Philippe Jaroussky en Max Emanuel Cencic behoren (samen met Bejun Mehta) tot de countertenoren van dit moment. Cencic en Jaroussky zongen in 2007 voor het eerst samen met Les Arts Florrissants en dirigent William Christie was zo onder de indruk van de wijze waarop hun stemmen samensmolten, dat hij ze niet alleen vroeg voor een Monteverdi-productie, maar ook voor een cd-opname met relatief onbekende kamerduetten en aria’s van Italiaanse componisten uit het begin van de achttiende eeuw: Porpora, Mancini, Boboncini, Marcello, Conti en Scarlatti.
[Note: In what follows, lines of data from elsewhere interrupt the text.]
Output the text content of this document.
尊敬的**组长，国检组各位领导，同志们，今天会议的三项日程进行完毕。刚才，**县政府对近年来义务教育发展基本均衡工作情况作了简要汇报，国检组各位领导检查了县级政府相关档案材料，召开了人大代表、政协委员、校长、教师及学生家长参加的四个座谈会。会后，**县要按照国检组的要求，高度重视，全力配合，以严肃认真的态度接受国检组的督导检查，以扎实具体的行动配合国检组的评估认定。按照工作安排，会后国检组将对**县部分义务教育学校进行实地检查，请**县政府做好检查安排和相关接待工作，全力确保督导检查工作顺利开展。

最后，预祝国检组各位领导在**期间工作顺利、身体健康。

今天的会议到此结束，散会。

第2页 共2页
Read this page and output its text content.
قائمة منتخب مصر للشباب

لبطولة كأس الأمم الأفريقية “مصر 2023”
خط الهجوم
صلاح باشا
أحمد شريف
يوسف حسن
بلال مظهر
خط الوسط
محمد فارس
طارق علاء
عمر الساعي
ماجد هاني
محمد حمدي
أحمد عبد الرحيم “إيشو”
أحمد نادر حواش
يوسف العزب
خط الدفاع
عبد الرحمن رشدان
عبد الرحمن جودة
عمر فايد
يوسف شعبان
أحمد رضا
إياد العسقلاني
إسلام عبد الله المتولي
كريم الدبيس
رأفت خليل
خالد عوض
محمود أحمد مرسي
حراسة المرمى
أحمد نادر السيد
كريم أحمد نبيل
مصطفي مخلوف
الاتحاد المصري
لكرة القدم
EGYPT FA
Het resulteert in een zeer gevarieerd programma, waarin prachtig gezongen soloaria’s afgewisseld worden met instrumentale stukken, maar wanneer beide countertenoren samen zingen, begrijp je meteen waarom Christie zo enthousiast is over dit project.
Programma:
Bononcini, G B:
Pietoso nume arcier
Chi d'Amor tra le catene
Conti:
Quando veggo un'usignolo
Mancini, F:
Quanto mai saria più bello
Marcello, B:
Chiaro e limpido fonte
Tirsi e Fileno
Porpora:
Ecco che il primo albore
Scarlatti, A:
Amore e Virtu: Nel cor del cor mio
Philippe Jaroussky (countertenor) & Max Emanuel Cencic (countertenor)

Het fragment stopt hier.